Skidmore, Owings & Merrill's Broadgate managing partner, Jeffrey McCarthy, said the London project encountered several challenges likely to arise in Sydney.
Vibrations from trains must be prevented from travelling to the buildings above through "base isolation". The method is used to protect buildings from earthquakes and can substantially add to a project's cost.
At Broadgate, the construction of columns at track level had to be co-ordinated with seven different rail companies while maintaining train services, Mr McCarthy said, adding that buildings and public space built above the tracks must be carefully integrated with the city below. But he said the problems "should not be viewed as a constraint" and that the government's plan would "stitch this part of Sydney together [and] unlock new economic growth".
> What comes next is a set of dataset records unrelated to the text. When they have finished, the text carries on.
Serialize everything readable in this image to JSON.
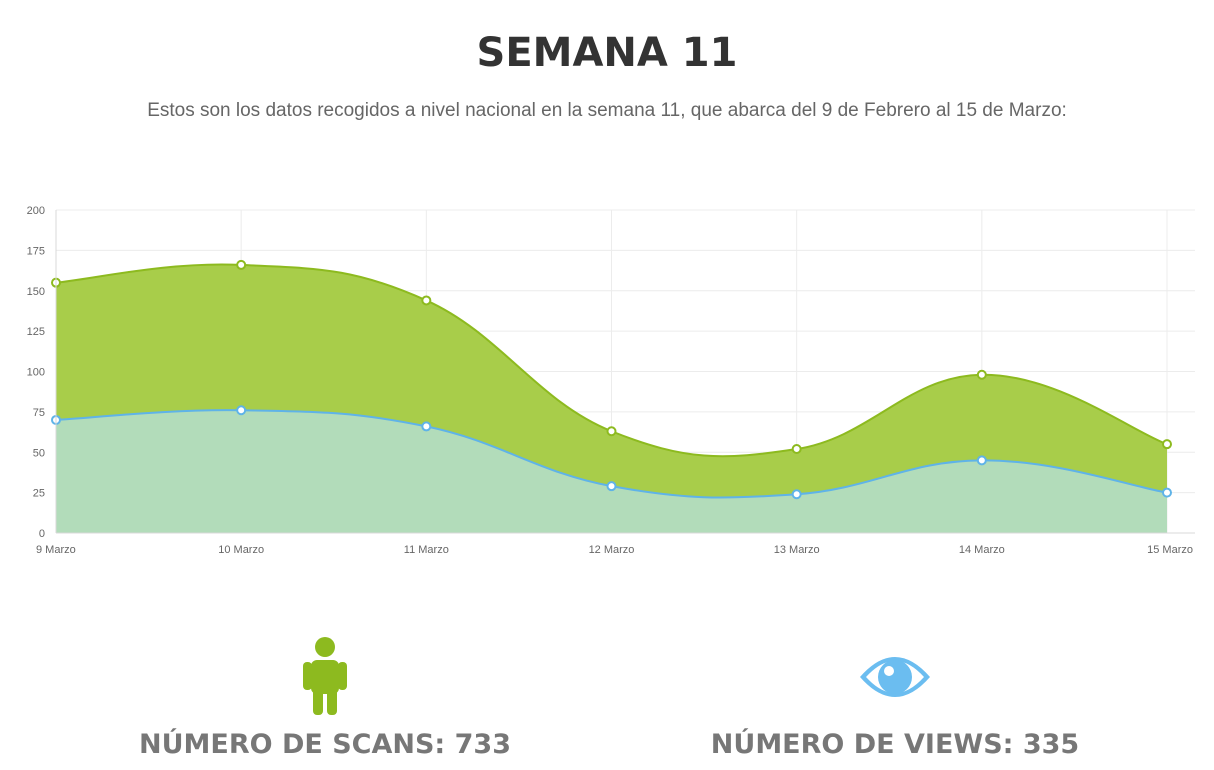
{
  "header": {
    "title": "SEMANA 11",
    "subtitle": "Estos son los datos recogidos a nivel nacional en la semana 11, que abarca del 9 de Febrero al 15 de Marzo:"
  },
  "chart_data": {
    "type": "area",
    "categories": [
      "9 Marzo",
      "10 Marzo",
      "11 Marzo",
      "12 Marzo",
      "13 Marzo",
      "14 Marzo",
      "15 Marzo"
    ],
    "series": [
      {
        "values": [
          155,
          166,
          144,
          63,
          52,
          98,
          55
        ],
        "color": "#8dba1f",
        "fill": "#a8cd4a"
      },
      {
        "values": [
          70,
          76,
          66,
          29,
          24,
          45,
          25
        ],
        "color": "#5fb3e8",
        "fill": "#b2dcba"
      }
    ],
    "ylim": [
      0,
      200
    ],
    "yticks": [
      0,
      25,
      50,
      75,
      100,
      125,
      150,
      175,
      200
    ],
    "grid": true,
    "title": "",
    "xlabel": "",
    "ylabel": ""
  },
  "stats": {
    "scans": {
      "label": "NÚMERO DE SCANS: 733",
      "icon": "person-icon",
      "color": "#8dba1f"
    },
    "views": {
      "label": "NÚMERO DE VIEWS: 335",
      "icon": "eye-icon",
      "color": "#6bbdf0"
    }
  }
}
The highly complex construction task has prompted industry forecasts that buildings of record heights – perhaps up to 90 storeys – may be required to cover developer costs, and that these must be pushed through despite community opposition.
A spokeswoman for Planning Minister Brad Hazzard said several overseas companies had contacted the government to discuss the concept.
The government development agency UrbanGrowth NSW will begin talks with Australian firms next month, followed by discussions with international developers.
The plan has echoes of a rejected proposal by Mr Cameron last year for at least 150 skyscrapers prefabricated in China and erected from Central Station to Strathfield, which he claimed would have financed the M4 East motorway.
Mr Cameron said "you don't need to be a rocket scientist to recognise the apparent overlap" between the two concepts, adding that his Chinese-backed consortium Aspire Sydney was "seriously considering" bidding for the project.
His revised proposal would not necessarily include Chinese labour and materials, he said, saying "the revenues in the project would allow an entirely Australian solution at higher cost".
However, his bid may retain plans for a new port at Blackwattle Bay and an overhead conveyor system to transport building materials.